I was trying to configure teleport as ssh proxy to our aws ec2 instances following this document: https://gravitational.com/teleport/docs/openssh_teleport/

I am currently at the step of “ask Teleport to issue valid host certificates for all OpenSSH nodes”. However, in my case the instances are all short-lived and provisioned on demand, so we don’t know about the FQDN and ip apriori, therefore such command is not plausible for me:

tctl auth sign \
      --host=api.example.com,ssh.example.com,64.225.88.175,64.225.88.178 \
      --format=openssh

What should I do in this case?

There currently isn’t a great “here’s how to do it simply” story for this, I’m afraid, but I can give some ideas.

If you know the hostname that will be used to connect to a given instance ahead of time, then you can use tctl to issue a certificate up front and store this somewhere, then download the appropriate host certificate onto the instance as part of its bootstrapping process - for example it could download the certificate via cloud-init, or be provisioned by some kind of external config management (Ansible, Puppet, Saltstack etc).

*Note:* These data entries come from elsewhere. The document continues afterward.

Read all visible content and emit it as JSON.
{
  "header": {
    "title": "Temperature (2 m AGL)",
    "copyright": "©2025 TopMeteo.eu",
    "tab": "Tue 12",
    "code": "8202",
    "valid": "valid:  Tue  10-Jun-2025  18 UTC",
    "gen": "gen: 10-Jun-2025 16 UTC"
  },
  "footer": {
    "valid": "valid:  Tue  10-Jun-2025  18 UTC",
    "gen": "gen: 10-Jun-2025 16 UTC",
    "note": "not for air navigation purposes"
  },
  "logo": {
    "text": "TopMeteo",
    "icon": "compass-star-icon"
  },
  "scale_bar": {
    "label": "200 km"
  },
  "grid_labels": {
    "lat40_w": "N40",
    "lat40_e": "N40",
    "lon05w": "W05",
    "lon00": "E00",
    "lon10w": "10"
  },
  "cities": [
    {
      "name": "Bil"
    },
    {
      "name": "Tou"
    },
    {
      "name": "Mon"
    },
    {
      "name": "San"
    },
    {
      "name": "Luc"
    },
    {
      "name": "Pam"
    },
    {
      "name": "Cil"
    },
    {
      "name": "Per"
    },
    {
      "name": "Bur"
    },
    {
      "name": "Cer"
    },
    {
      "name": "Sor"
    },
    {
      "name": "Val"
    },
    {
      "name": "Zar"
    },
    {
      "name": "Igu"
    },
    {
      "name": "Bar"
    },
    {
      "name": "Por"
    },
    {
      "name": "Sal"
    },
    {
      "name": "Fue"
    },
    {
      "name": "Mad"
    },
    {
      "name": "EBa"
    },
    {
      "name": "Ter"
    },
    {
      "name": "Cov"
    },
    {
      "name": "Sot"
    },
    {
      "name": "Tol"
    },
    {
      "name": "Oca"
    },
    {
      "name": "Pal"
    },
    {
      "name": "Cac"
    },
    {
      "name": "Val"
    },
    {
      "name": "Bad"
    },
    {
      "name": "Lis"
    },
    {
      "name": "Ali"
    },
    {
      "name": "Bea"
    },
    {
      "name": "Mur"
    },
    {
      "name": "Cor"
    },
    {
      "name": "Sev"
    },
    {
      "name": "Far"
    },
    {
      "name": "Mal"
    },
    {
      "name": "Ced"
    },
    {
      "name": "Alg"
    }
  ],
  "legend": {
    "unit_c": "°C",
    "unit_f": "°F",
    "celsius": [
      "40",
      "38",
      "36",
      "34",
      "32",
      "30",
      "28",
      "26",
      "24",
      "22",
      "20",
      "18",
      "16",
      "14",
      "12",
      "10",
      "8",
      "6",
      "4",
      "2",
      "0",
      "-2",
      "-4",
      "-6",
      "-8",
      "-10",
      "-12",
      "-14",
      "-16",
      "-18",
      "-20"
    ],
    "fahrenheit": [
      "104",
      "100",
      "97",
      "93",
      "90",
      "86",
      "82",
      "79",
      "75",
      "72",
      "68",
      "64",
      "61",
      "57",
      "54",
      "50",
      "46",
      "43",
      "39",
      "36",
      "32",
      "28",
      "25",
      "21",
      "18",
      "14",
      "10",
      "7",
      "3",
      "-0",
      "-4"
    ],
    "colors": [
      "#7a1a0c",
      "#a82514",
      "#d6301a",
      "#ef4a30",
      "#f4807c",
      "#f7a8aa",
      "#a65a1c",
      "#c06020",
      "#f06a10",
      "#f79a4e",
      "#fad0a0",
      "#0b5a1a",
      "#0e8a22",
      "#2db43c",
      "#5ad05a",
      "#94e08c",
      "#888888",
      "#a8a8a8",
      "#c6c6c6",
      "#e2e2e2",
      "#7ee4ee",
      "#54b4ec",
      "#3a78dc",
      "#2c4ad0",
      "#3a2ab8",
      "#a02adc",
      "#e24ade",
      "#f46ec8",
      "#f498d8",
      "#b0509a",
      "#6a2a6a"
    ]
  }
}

You could keep the certificates in a vault somewhere, or maybe AWS SSM parameter store.

If you have no idea whatsoever what the hostname will be ahead of time, then I guess you must have some kind of discovery service for finding the correct hosts? My recommendation would be that you integrate the process of issuing a host certificate from tctl into the bootstrap process of a new instance - for example, when the instance starts, you could have it ping a server endpoint you’ve set up with its hostname and IP addresses, then have an automated process call tctl with the appropriate arguments and pass back the certificate. It’s also possible to call tctl remotely with an identity file, although there isn’t currently any way to ensure that

This could potentially be a pub/sub type workflow, or some kind of message queue. Another option might be to write a row into a database with the hostnames and IPs, then have a job running on the auth server which picks up new rows from the database and automatically writes certs into a vault or some kind of central storage (maybe SSM). The bootstrapping process could then attempt to pull down the host certificate, update sshd_config and then restart sshd on a loop. Alternatively, you could provide an RPC service on the auth server which is allowed to request certificates.

Without knowing much about your use case, I will say that the (potentially much easier) alternative to all of this is that you run the Teleport node service on your nodes rather than using sshd - Teleport nodes can easily join a cluster automatically with a pre-assigned join token and would handle all certificate generation for you. Adding Teleport nodes is a reasonably easy step to integrate into a bootstrap process.